Заскрипело ветками деревьев, посыпалась земля, и кончились звуки. От этого у Клима начался дикий свист в ушах, производимой абсолютной тишиной. Когда звуки вернулись, Клим услышал свет и кряхтенье. Старик стоял со свечой. Он поводил ей, показывая путь под слоёную почву. Вот они спустились в землянку, и Климу стало тепло и сыро, как в возбуждённом влагалище. Пахло затхлым подвалом, горькими травами, какой-то дохлятиной и, как и везде, керосином. Старик поставил свечу в кружку на земляном полу и уселся у стены, обвитой корнями столетнего дерева.
– Вот тебе и ночлег, а вот и печенька, – улыбнулся он, достав спрятанный в землистой нише гриб трутовик, погладил его, обводя рукой все неровности. – Ты смотри: ничего, что над землёй, что на земле, что у меня под землёй не происходит просто так, кроме одного. Этот плод я назвал «простотак», – Он кисл, сух на языке и является, по сути, обычным грибом-паразитом. – Старик надавил на плод, тот сморщился и сразу же вернулся в первоначальное состояние.
– Как резиновый, – заключил старик. – Иной продукт помнёшь, подавишь рукой – вот тебе и каша. А его рукой не сломаешь, лишь кусать да пережёвывать. Народ их сторонится. Не привычно им, видите ли, такое потреблять. Вот с тобой всё просто так или не просто так?
– Да, со мною всё просто: когда так, когда не так, – неуверенно ответил Клим.
– Скажу, что здесь ты не просто так, а сам целиком «простотак». В этом и твой «простотаковский» парадокс, – заключил старик. – Иной эти места стороной обходит, а ты припёрся и носом клюёшь. Всякий зверь своё место выбирает. Про людских и толковать не приходится. К таким, что вроде тебя, эта заурядная публика уж слишком подозрительна, и с порицанием отзывается. А вы, как побуженные шатуны, слоняетесь, ни черта не понимая, не разбирая своего пути. Побираетесь в чужих огородах – там тьма кругом, и проведёт только поводырь беспородный. Один поводырь из воды, иной с неба гребнем. Их перегной под грибной полусферой. У тебя хорошие тотемы.
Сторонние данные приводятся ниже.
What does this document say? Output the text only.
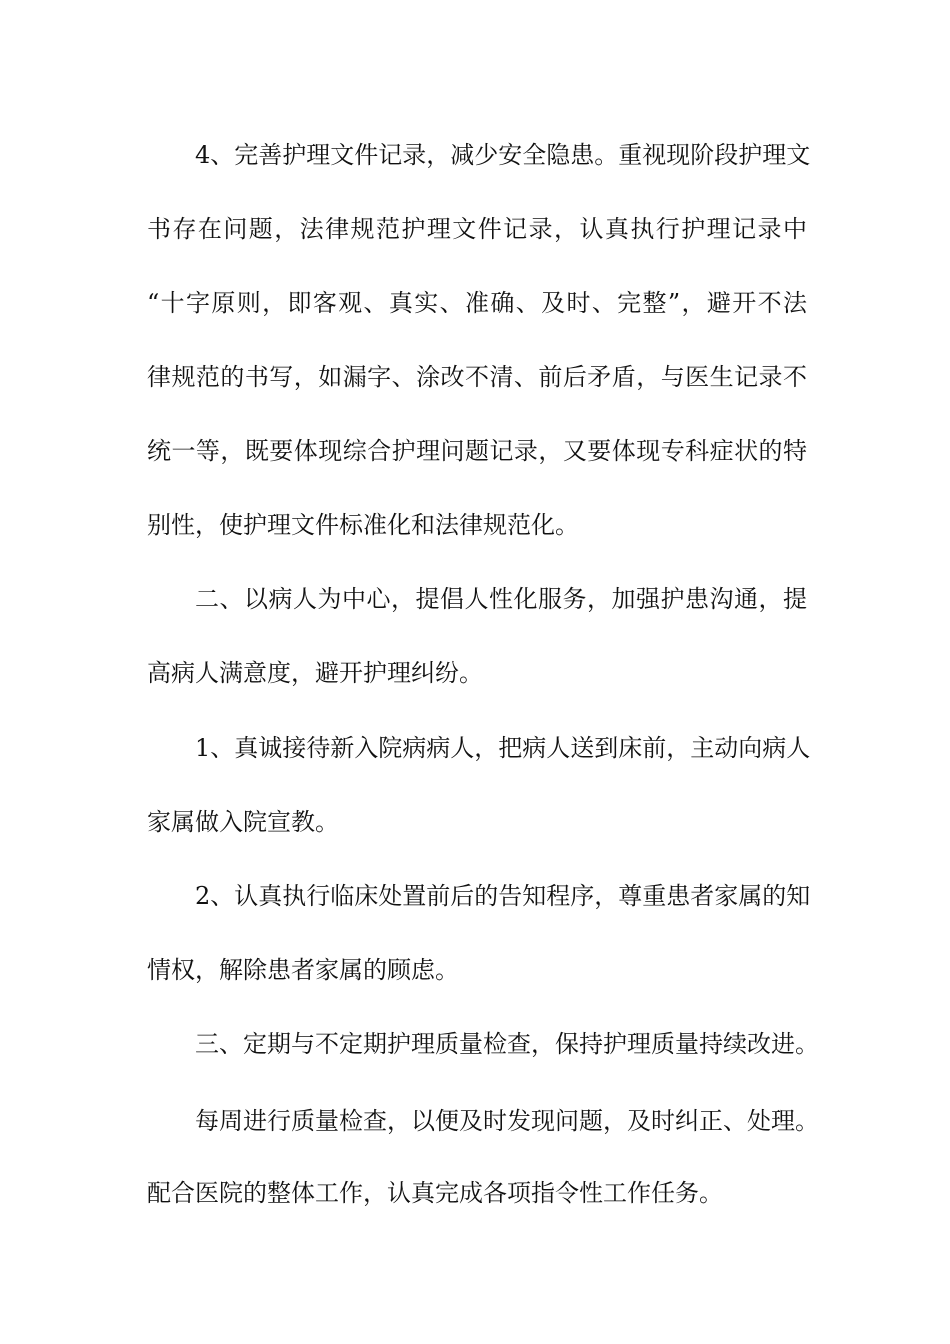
4、完善护理文件记录，减少安全隐患。重视现阶段护理文
书存在问题，法律规范护理文件记录，认真执行护理记录中
“十字原则，即客观、真实、准确、及时、完整”，避开不法
律规范的书写，如漏字、涂改不清、前后矛盾，与医生记录不
统一等，既要体现综合护理问题记录，又要体现专科症状的特
别性，使护理文件标准化和法律规范化。
二、以病人为中心，提倡人性化服务，加强护患沟通，提
高病人满意度，避开护理纠纷。
1、真诚接待新入院病病人，把病人送到床前，主动向病人
家属做入院宣教。
2、认真执行临床处置前后的告知程序，尊重患者家属的知
情权，解除患者家属的顾虑。
三、定期与不定期护理质量检查，保持护理质量持续改进。
每周进行质量检查，以便及时发现问题，及时纠正、处理。
配合医院的整体工作，认真完成各项指令性工作任务。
– Ты жуй давай, боле сегодня ничем не богат. Все ловушки по чащам пустуют. Берегут одиночество своё. Пришёл, – продолжал старик, – прислушивайся к ним и тогда не пропадёшь…
Клим отрешённо слушал эту ахинею. Он надкусил упругий нарост, как позавчерашнюю булку. Скрипнуло на зубах и во рту раздался вкус квашенной капусты. Он оставил попытку пережевать эту органическую литую массу, широко сглотнул и тут-же подавился, закашлял. Старик терпеливо ждал, когда тот успокоится. Дождавшись, он снова начал:
– Я вот утром выхожу наружу, гляжу на небо, на росу, на траву. И всё ясно: и погода, и улов, и день мой наперёд. Никто меня не съел, и то хорошо. Человек – он сам по себе невкусный. Вот отгрызёт он от себя кусок, прожуёт, да и сплюнет. А с этого куска одни беды: в воду упадет, так рыб потравит, зверь найдёт дикий, так зубы сгниют, поговорит с кем, так и захворает тот. Вот и ходит он по свету, травит этот свет, а потом собою мёртвым травит всю округу. Туда всему и дорога.
– Так, – продолжал он, – про других не буду, не заслужил толковать. Сам серо на цветное смотрел. Ты много пьёшь-то?